No primeiro capítulo, a autora narra que um velho advogado de 80 anos utilizou todas as suas economias para construir uma espécie de templo. Esse possuía uma sala bem ampla, iluminada por uma tênue luz azul onde havia apenas uma cadeira alta, na qual as pessoas se sentavam defronte uma cortina grossa de veludo azul, que fechava uma parte arredondada da sala, uma alcova. Elas tinham todo o tempo para falar com alguém que as escutava atrás da cortina. Havia uma placa com os dizeres: "Se deseja ver o homem que acaba de ouvi-lo, aperte o botão ao lado. Verá então o rosto dele. Ele ficará contente se você lhe agradecer, mas isso não é necessário". Acima, outra placa com letras grandes: "O Confessor". A cortina se abria apenas para as pessoas sinceras, que demonstravam emoção na voz.

Um outro capítulo trata da visita ao templo de um homem jovem, mas aparentando ser mais velho, de expressão melancólica, que começa a falar de sua vida como professor. Queixa-se de seu dever sagrado de sempre ensinar, quando os alunos não querem aprender; dos pais que cobram tanto dos professores, mas que não educam seus filhos; do baixo salário; da falta de reconhecimento da profissão; da indisciplina, da violência, da irresponsabilidade e da falta de respeito dos alunos.

Sente que é maravilhoso estar em um lugar tão tranquilo e silencioso, onde não há falas estridentes, pés correndo, vozes e campainhas. Conta que não tem mais orgulho de sua profissão e que sente um cansaço enorme que vai até os ossos. O professor sorri suavemente, com uma tristeza imensa. Conta também que naquele ano queria se casar com a Márcia, sua namorada e também professora, mas que o salário e o excesso de trabalho dos dois não permitiu. Pergunta ao Confessor se ele também já foi professor. A luz azul fica mais aconchegante, como em assentimento. Continua a falar e decide que não quer mais ensinar, pois ninguém quer aprender. Fica cada vez mais angustiado e então aperta o botão. A cortina de veludo azul se abre.

O professor chora um pouco, assoa o nariz, volta a chorar. Dentro da alcova, pregado em uma cruz imensa, talhado em marfim, estava o filho de Deus. A imagem não era a do Cristo morto, mas a do Cristo vivo. Os olhos eram ardentes, apaixonados, olhos que tudo viam e tudo compreendiam.
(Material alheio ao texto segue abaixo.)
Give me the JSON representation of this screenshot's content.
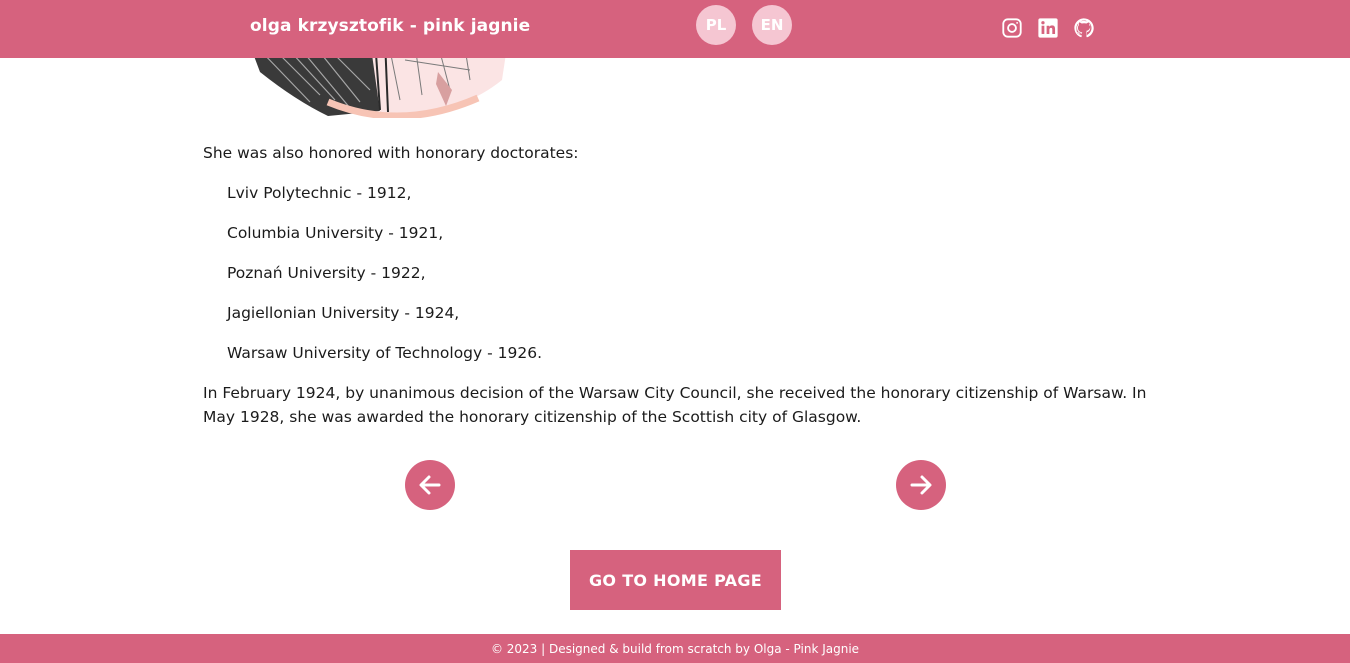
{
  "header": {
    "brand": "olga krzysztofik - pink jagnie",
    "languages": [
      {
        "label": "PL"
      },
      {
        "label": "EN"
      }
    ],
    "social": [
      {
        "icon": "instagram-icon"
      },
      {
        "icon": "linkedin-icon"
      },
      {
        "icon": "github-icon"
      }
    ]
  },
  "content": {
    "intro": "She was also honored with honorary doctorates:",
    "doctorates": [
      "Lviv Polytechnic - 1912,",
      "Columbia University - 1921,",
      "Poznań University - 1922,",
      "Jagiellonian University - 1924,",
      "Warsaw University of Technology - 1926."
    ],
    "closing": "In February 1924, by unanimous decision of the Warsaw City Council, she received the honorary citizenship of Warsaw. In May 1928, she was awarded the honorary citizenship of the Scottish city of Glasgow."
  },
  "navigation": {
    "prev_icon": "arrow-left-icon",
    "next_icon": "arrow-right-icon",
    "home_label": "GO TO HOME PAGE"
  },
  "footer": {
    "text": "© 2023 | Designed & build from scratch by Olga - Pink Jagnie"
  },
  "colors": {
    "accent": "#d6627e",
    "lang_bubble": "#f5c6d2",
    "text": "#1b1b1b",
    "background": "#ffffff"
  }
}
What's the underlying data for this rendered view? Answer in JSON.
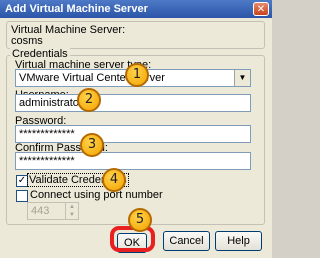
{
  "window": {
    "title": "Add Virtual Machine Server",
    "close_glyph": "✕"
  },
  "server_box": {
    "label": "Virtual Machine Server:",
    "name": "cosms"
  },
  "credentials": {
    "group_label": "Credentials",
    "server_type_label": "Virtual machine server type:",
    "server_type_value": "VMware Virtual Center Server",
    "username_label": "Username:",
    "username_value": "administrator",
    "password_label": "Password:",
    "password_value": "*************",
    "confirm_label": "Confirm Password:",
    "confirm_value": "*************",
    "validate_label": "Validate Credentials",
    "validate_checked": true,
    "port_label": "Connect using port number",
    "port_checked": false,
    "port_value": "443"
  },
  "buttons": {
    "ok": "OK",
    "cancel": "Cancel",
    "help": "Help"
  },
  "callouts": [
    "1",
    "2",
    "3",
    "4",
    "5"
  ],
  "colors": {
    "callout_fill": "#f4a300",
    "highlight_ring": "#e82020",
    "titlebar": "#2b55a8"
  }
}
A coroa de espinhos cingia a testa.

O homem fitou o Confessor e entendeu que Ele sempre foi um mestre, que nunca parou de ensinar e de tentar ensinar. Que Ele ensinou a multidões ávidas, inquietas e insaciáveis. E mesmo quando elas se afastavam, continuava a ensinar, contra tudo e contra todos. Para Ele, bastava apenas um no meio da multidão: um olhar brilhante, um rosto alerta, uma mão a escrever subitamente tudo o que ele dizia.

Compreendeu então que ser mestre é não desistir nunca e que ensinar é um ato de amor. Saiu do templo com uma expressão de paz, caminhando firme.